In a move that could help support its economy, China's central bank removed controls on bank lending rates, signaling the new leadership's determination to carry out market-oriented reforms.

Market reaction was muted, but China is seen as a primary source of revenue growth by the world's largest multinationals.

U.S. stocks were supported by General Electric Co (GE.N) and others that beat quarterly profit expectations, helping lift the benchmark S&P 500 index to another record closing high.

Of the 104 companies in the S&P 500 that have posted results so far for the second quarter, 65.4 percent have reported profit above expectations, a rate slightly above recent quarters.

The S&P 500 and Dow posted their fourth straight week of gains, lifted by reassurances this week that the Federal Reserve would be flexible about when it ends monetary stimulus.

The S&P 500 index had advanced in 10 of the past 12 sessions, setting record highs, including all-time intra-day and closing highs on Thursday.
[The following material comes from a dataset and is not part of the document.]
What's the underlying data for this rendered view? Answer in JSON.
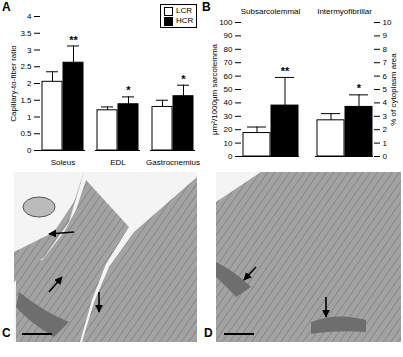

The benchmark pared initial losses to close higher on Friday, as did a measure of global stocks.

"The sentiment of the market is that after a great run on the back of Bernanke's comments and decent earnings, we're consolidating a little bit," said Lucas Roux de Luze, sales trader at TJM Partners, in London.

The Nasdaq fared worse than the other two major U.S. indexes, falling 0.66 percent after Microsoft Corp (MSFT.O) and Google Inc (GOOG.O) both reported results that fell short of expectations.

European shares ended flat but chalked up a fourth straight week of gains on Friday. Emerging market stocks fell 0.7 percent.

MSCI's all-country world index .MIWD00000PUS rebounded, rising 0.07 percent. The pan-European FTSEurofirst 300 .FTEU3 of leading regional shares fell 0.01 percent to close at 1,209.00.

The Dow Jones industrial average .DJI closed down 4.80 points, or 0.03 percent, at 15,543.74, but the S&P 500 .SPX gained 2.72 points, or 0.16 percent, to 1,692.09. The Nasdaq composite .IXIC dropped 23.66 points, or 0.66 percent, to 3,587.61.

For the week, the Dow rose 0.5 percent, the S&P added 0.7 percent and the Nasdaq fell 0.3 percent.

Sentiment was bolstered by long-awaited lending changes in China designed to boost its flagging growth. The People's Bank of China said it was removing its floor on lending rates for commercial banks, meaning they will now be able to cut rates as much as they see fit to attract borrowers.

Economists have been optimistic about U.S. growth prospects for some time, but some are now starting to become increasingly upbeat about Europe, too.

"Our biggest overweight is still the U.S., that story is just getting better and better, but what has surprised many externally and internally is that we have just gone overweight on Europe," said UBS global macro strategist Ramin Nakisa.

"The biggest acceleration of any region we look at is in Europe at the moment. Emerging markets are slowing down, whereas Europe is picking up, so you can't wait for the GDP figures because they are always backward looking."

The 10-year U.S. Treasury was up 14/32 in price to yield 2.4821 percent.

The U.S. municipal bond market fell sharply on Friday, a day after Detroit filed for the largest municipal bankruptcy in history.

German Bund futures settled down 1 tick at 144.22 after earlier touching a session low of 143.99 following the lending changes in China.

The euro rose 0.25 percent to $1.3142, while the dollar index .DXY was down 0.29 percent at 82.583.

The dollar hit a one-week high of 100.86 yen, according to Reuters data, before pulling back slightly to trade down 0.01 percent at 100.39 yen.

U.S. crude briefly traded at a premium to the global benchmark, Brent crude, for the first time since October 2010 as the latter market fell sharply while better demand for U.S. crude supported the domestic market.

Brent for September settled down 63 cents at $108.07, while U.S. oil for September rose 1 cent to settle at $108.05 a barrel.

After a steady week for commodities, gold rose 0.8 percent.